The vice chancellor is also planning to run a local express service for
students as they shuffle on a daily basis from Jamia to Delhi University and
when possible to JNU as well. The other advantage of the express service is
that it will familiarize students with all corners of New Delhi on a daily
basis. This was yet another opportunity that the vice-chancellor could not
avail of in his student days.
So students will
travel ceaselessly for the promise of
an education sans boundaries and teachers.
We shall now have a shifting faculty and shifting demand as student
affiliations in a state of flux will ensure that more teachers are not
inducted. Departments will shrivel up and die. In effect there will be a
reduction in the number of traumatised teachers all around.
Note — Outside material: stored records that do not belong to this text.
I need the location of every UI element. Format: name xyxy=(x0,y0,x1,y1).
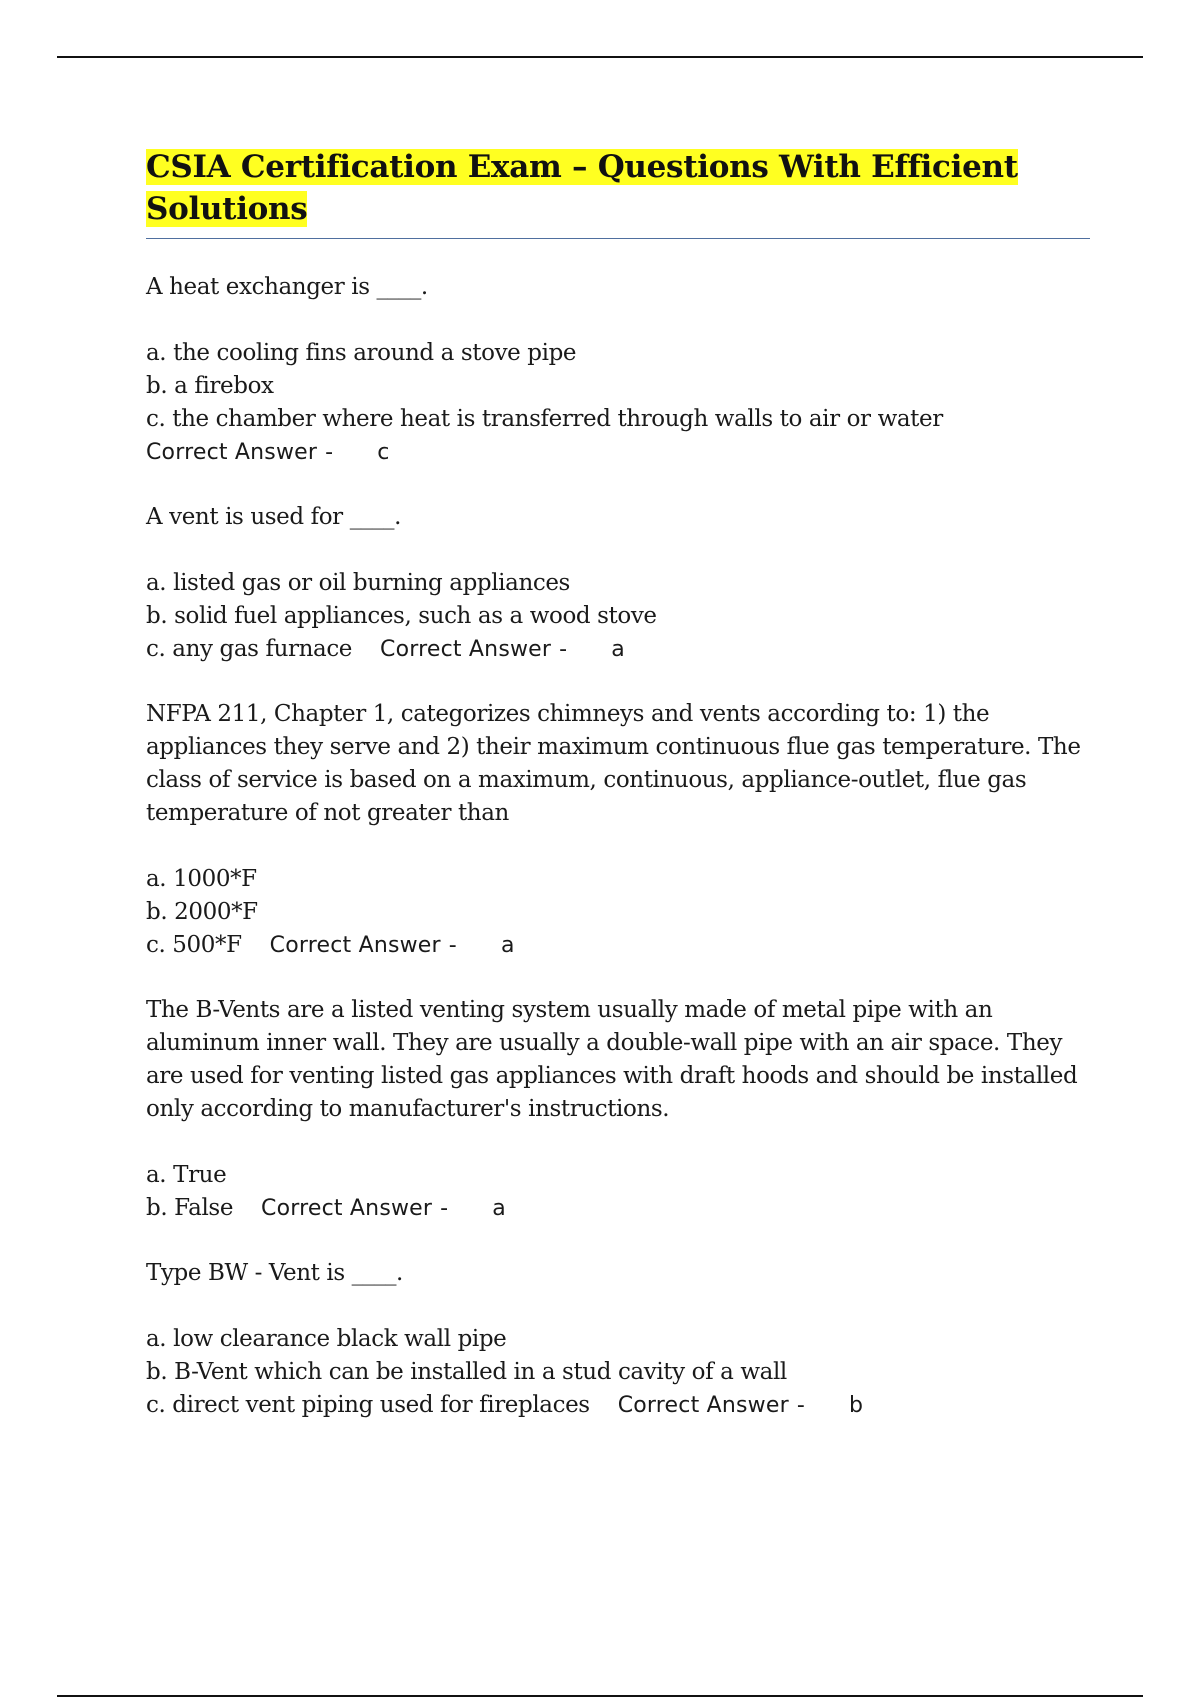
options-list xyxy=(146,567,1090,666)
answer-value: a xyxy=(492,1196,506,1221)
option-row xyxy=(146,1389,1090,1422)
option-item: a. low clearance black wall pipe xyxy=(146,1326,507,1352)
page-title: CSIA Certification Exam – Questions With Efficient Solutions xyxy=(146,149,1018,227)
option-item: c. the chamber where heat is transferred through walls to air or water xyxy=(146,406,943,432)
correct-answer xyxy=(146,436,1090,469)
correct-answer xyxy=(270,933,515,958)
title-block xyxy=(146,146,1090,239)
question-block xyxy=(146,1257,1090,1422)
answer-separator: - xyxy=(325,440,334,465)
option-item: a. the cooling fins around a stove pipe xyxy=(146,340,577,366)
options-list xyxy=(146,863,1090,962)
answer-label: Correct Answer xyxy=(146,440,318,465)
correct-answer xyxy=(380,637,625,662)
answer-label: Correct Answer xyxy=(617,1393,789,1418)
question-text: A heat exchanger is ____. xyxy=(146,274,428,300)
answer-separator: - xyxy=(448,933,457,958)
option-item: c. direct vent piping used for fireplaces xyxy=(146,1392,590,1418)
option-item: b. a firebox xyxy=(146,373,274,399)
options-list xyxy=(146,337,1090,469)
answer-label: Correct Answer xyxy=(380,637,552,662)
answer-label: Correct Answer xyxy=(261,1196,433,1221)
options-list xyxy=(146,1323,1090,1422)
option-row xyxy=(146,929,1090,962)
question-block xyxy=(146,994,1090,1225)
option-item: b. False xyxy=(146,1195,234,1221)
options-list xyxy=(146,1159,1090,1225)
document-body xyxy=(146,146,1090,1422)
answer-separator: - xyxy=(559,637,568,662)
question-text: NFPA 211, Chapter 1, categorizes chimneys and vents according to: 1) the appliances they serve and 2) their maximum continuous flue gas temperature. The class of service is based on a maximum, continuous, appliance-outlet, flue gas temperature of not greater than xyxy=(146,701,1081,826)
option-item: b. B-Vent which can be installed in a stud cavity of a wall xyxy=(146,1359,787,1385)
correct-answer xyxy=(261,1196,506,1221)
option-item: b. 2000*F xyxy=(146,899,258,925)
option-item: c. any gas furnace xyxy=(146,636,353,662)
option-item: a. True xyxy=(146,1162,227,1188)
option-row xyxy=(146,1192,1090,1225)
answer-value: b xyxy=(848,1393,864,1418)
option-item: a. 1000*F xyxy=(146,866,257,892)
answer-label: Correct Answer xyxy=(269,933,441,958)
header-rule xyxy=(57,56,1143,58)
option-item: a. listed gas or oil burning appliances xyxy=(146,570,570,596)
question-text: Type BW - Vent is ____. xyxy=(146,1260,403,1286)
question-block xyxy=(146,698,1090,962)
question-text: A vent is used for ____. xyxy=(146,504,402,530)
option-item: c. 500*F xyxy=(146,932,242,958)
question-block xyxy=(146,271,1090,469)
option-item: b. solid fuel appliances, such as a wood stove xyxy=(146,603,657,629)
question-block xyxy=(146,501,1090,666)
answer-value: c xyxy=(377,440,390,465)
answer-separator: - xyxy=(440,1196,449,1221)
answer-separator: - xyxy=(796,1393,805,1418)
option-row xyxy=(146,633,1090,666)
answer-value: a xyxy=(500,933,515,958)
question-text: The B-Vents are a listed venting system usually made of metal pipe with an aluminum inner wall. They are usually a double-wall pipe with an air space. They are used for venting listed gas appliances with draft hoods and should be installed only according to manufacturer's instructions. xyxy=(146,997,1078,1122)
answer-value: a xyxy=(611,637,625,662)
footer-rule xyxy=(57,1695,1143,1697)
correct-answer xyxy=(618,1393,863,1418)
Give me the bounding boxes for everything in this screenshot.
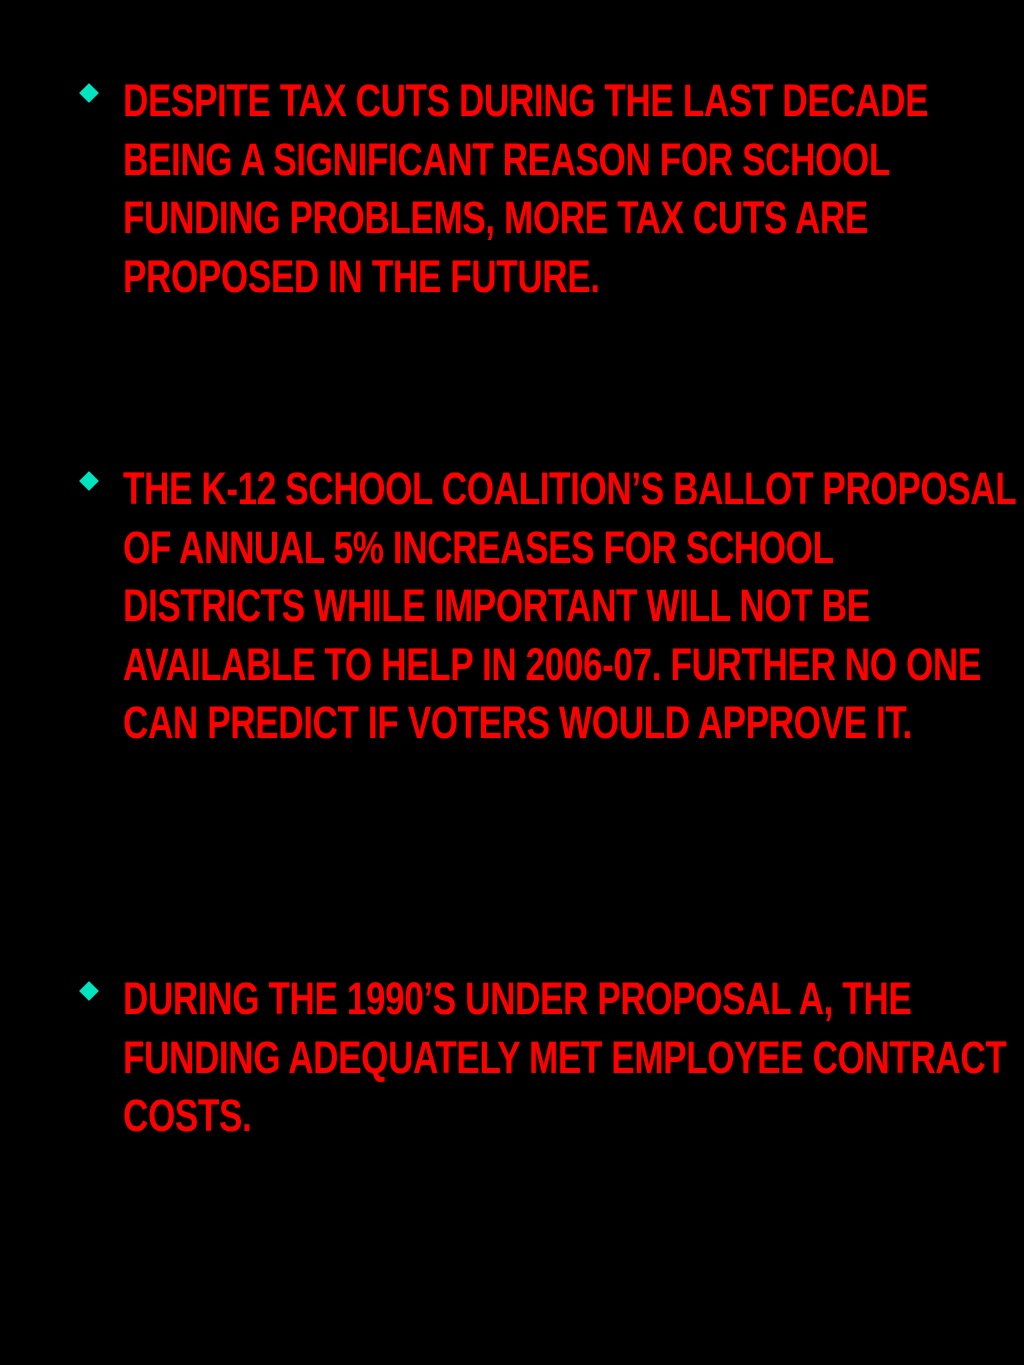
- bullet-text-2: THE K-12 SCHOOL COALITION’S BALLOT PROPOSAL OF ANNUAL 5% INCREASES FOR SCHOOL DISTRICTS WHILE IMPORTANT WILL NOT BE AVAILABLE TO HELP IN 2006-07. FURTHER NO ONE CAN PREDICT IF VOTERS WOULD APPROVE IT.: [123, 463, 1016, 748]
- diamond-icon: [79, 981, 99, 1001]
- bullet-text-3: DURING THE 1990’S UNDER PROPOSAL A, THE FUNDING ADEQUATELY MET EMPLOYEE CONTRACT COSTS.: [123, 973, 1007, 1141]
- diamond-icon: [79, 471, 99, 491]
- diamond-icon: [79, 83, 99, 103]
- bullet-text-1: DESPITE TAX CUTS DURING THE LAST DECADE BEING A SIGNIFICANT REASON FOR SCHOOL FUNDING PROBLEMS, MORE TAX CUTS ARE PROPOSED IN THE FUTURE.: [123, 75, 929, 302]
The free press from
which we get our information has told us that the admissions to this course
have been postponed to December. If only this state of continued deferral could
be permanent!
We now have a new registrar on the campus, innovating
with newer tricks that she obviously pulls out of her bureaucratic
sleeves. Not satisfied with the
quadrupling of paperwork through demands of attendance uploads, and the increase in geometric proportions of computational errors each day,
she thinks up innovative means of
turning teachers on adhoc jobs into clerical staff and discommoding the
clerical staff altogether . Attendance is collected and collated on loose sheets of paper, and these are submitted to the office for uploading. Before depositing this data at the office all attendance sheets and students assignments and tests are
photocopied in anticipation of future RTIs. Should institutions be inundated with RTIs
then all the tomes of photocopying we are collecting term by term will reamfully come to
our rescue! Somebody needs to tell the registrar that we are dealing with students who are eighteen years old or more. Monthly bulletins are required only for calibrating the first year in the life of a baby.
Meanwhile trees are being shred and invaluable time is being quantified. College grounds
these days simmer and froth with discontent and badwill. This unfortunately
only detracts from academic activity and is an unhealthy space. When biometric attendance comes in for
teachers, and we will be required to clock in our thumb impressions, we will finally
be free to leave our minds, ideas and our thinking at home. For clearly then
the makers of this new system will have
nothing more to lose, having been divested of working brains at the time of their induction to university
posts. The death knell of Delhi University now sounds clearly through the attendant
cacophony.
This seems so scary...I am just somewhat selfishly relieved that I am not in college anymore. And I wonder how long honest and fearless teachers like you will be around in this university, who will refuse to adapt to such disastrous experiments. cannot imagine what this semester has been like for you all.